Conformal Recursive Feature Elimination
Marcos López-De-Castro, Alberto García-Galindo, Rubén Armañanzas
TL;DR
The paper tackles the challenge of feature selection under uncertainty in high-dimensional multiclass settings by integrating conformal prediction with recursive feature elimination. It introduces Conformal Recursive Feature Elimination (CRFE), which uses a multiclass One-vs-All adaptation and a per-feature non-conformity measure to recursively drop the most non-conforming features, together with an automatic $\beta$-based stopping criterion and a new consistency index $I_W$. Empirical results on synthetic and real-world datasets show that CRFE often outperforms classical RFE in conformal-set predictions while providing more compact and stable feature subsets; it also demonstrates competitive single-prediction performance and improved consistency. The work advances uncertainty-aware feature selection and provides an open-source implementation for broader adoption and future extensions to nonlinear classifiers and class-balanced conformal approaches.
Abstract
Unlike traditional statistical methods, Conformal Prediction (CP) allows for the determination of valid and accurate confidence levels associated with individual predictions based only on exchangeability of the data.

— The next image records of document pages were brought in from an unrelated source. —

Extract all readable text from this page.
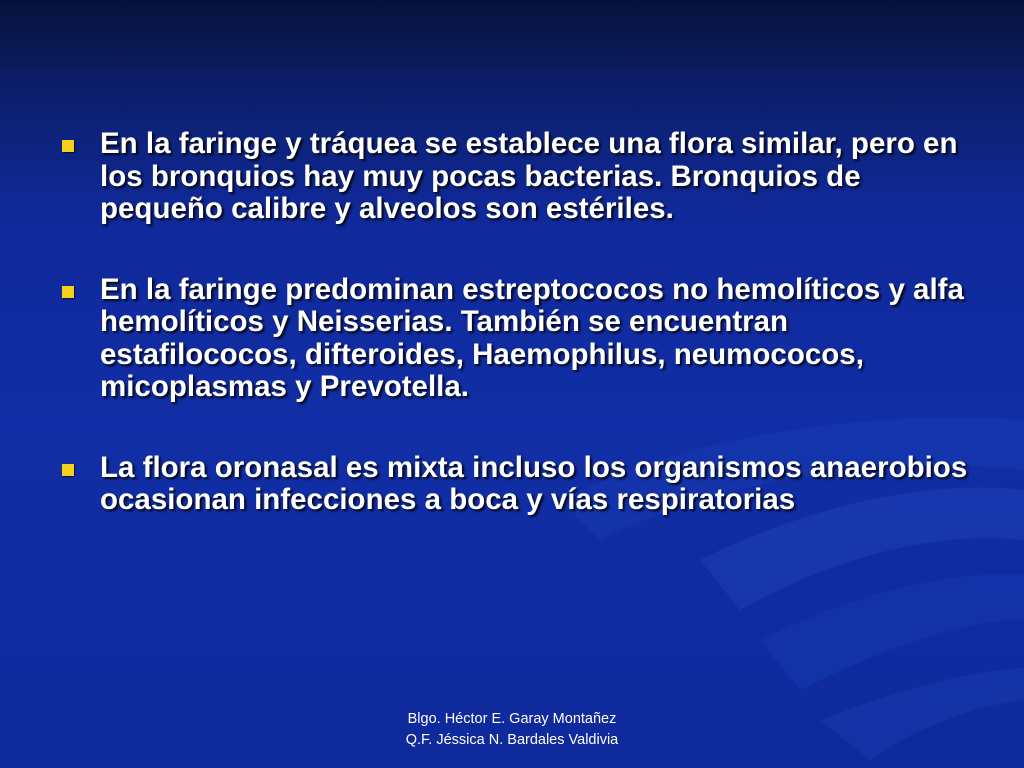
En la faringe y tráquea se establece una flora similar, pero en los bronquios hay muy pocas bacterias. Bronquios de pequeño calibre y alveolos son estériles.
En la faringe predominan estreptococos no hemolíticos y alfa hemolíticos y Neisserias. También se encuentran estafilococos, difteroides, Haemophilus, neumococos, micoplasmas y Prevotella.
La flora oronasal es mixta incluso los organismos anaerobios ocasionan infecciones a boca y vías respiratorias
Blgo. Héctor E. Garay Montañez
Q.F. Jéssica N. Bardales Valdivia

We here introduce a new feature selection method that takes advantage of the CP framework. Our proposal, named Conformal Recursive Feature Elimination (CRFE), identifies and recursively removes features that increase the non-conformity of a dataset. We also present an automatic stopping criterion for CRFE, as well as a new index to measure consistency between subsets of features. CRFE selections are compared to the classical Recursive Feature Elimination (RFE) method on several multiclass datasets by using multiple partitions of the data. The results show that CRFE clearly outperforms RFE in half of the datasets, while achieving similar performance in the rest. The automatic stopping criterion provides subsets of effective and non-redundant features without computing any classification performance.